Alain I the Great ( Breton Alan Veur, French: Alain le Grand, † 907) was a prince of the Bretons in the late 9th and early 10th century.

He was the brother of Count Pascweten of Vannes, who was expelled 876 of the Normans from Vannes. Alain took over the reign and continued the feud against the Count of Rennes Judicaël for supremacy on the Brittany continued, which had already fought his brother with his father since the assassination of King Solomon in the year 874. From the year 888, the Brittany, however, the threat of a large Norman army was facing, which had previously plundered the country around Paris, and had been moved from Emperor Charles the Fat by means of a contractual agreement to withdraw.

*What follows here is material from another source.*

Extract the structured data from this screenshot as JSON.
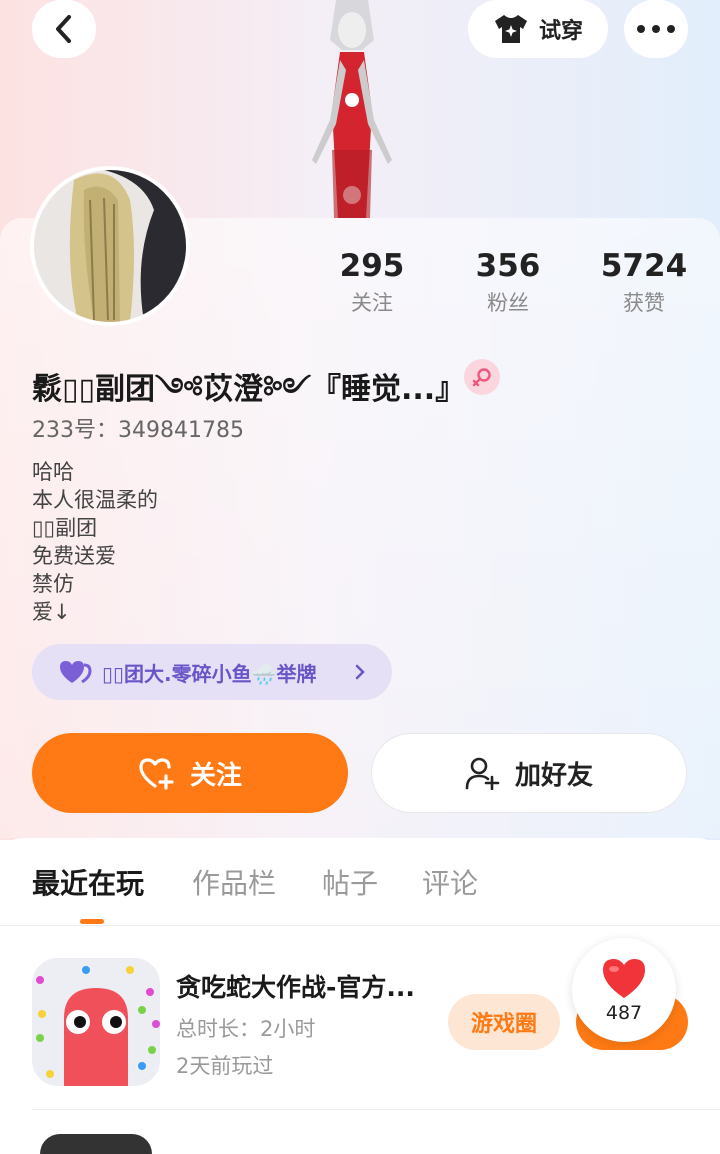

These Normans landed now but on the coast of the Cotentin and captured Saint- Lô, from which undertook raids into the Breton country. Judicaël fell in battle against them in battle, probably 888/889 at Questembert, which Alain fell to the autocracy of the Bretons. In the year 890 the Bretons finally won a decisive victory against the Normans in battle by placing them in a river, probably the Blavet, pushed the enemy down and did it.

With this victory, the threat from the Normans for Brittany subsided for the time being, what Alain enabled the establishment of a stable rule until his death in 907. He was succeeded by the Earl of Cornwall, Gourmaëlon, as the leader of the Bretons after, although their internal organization disintegrated by recent invasions of the Normans.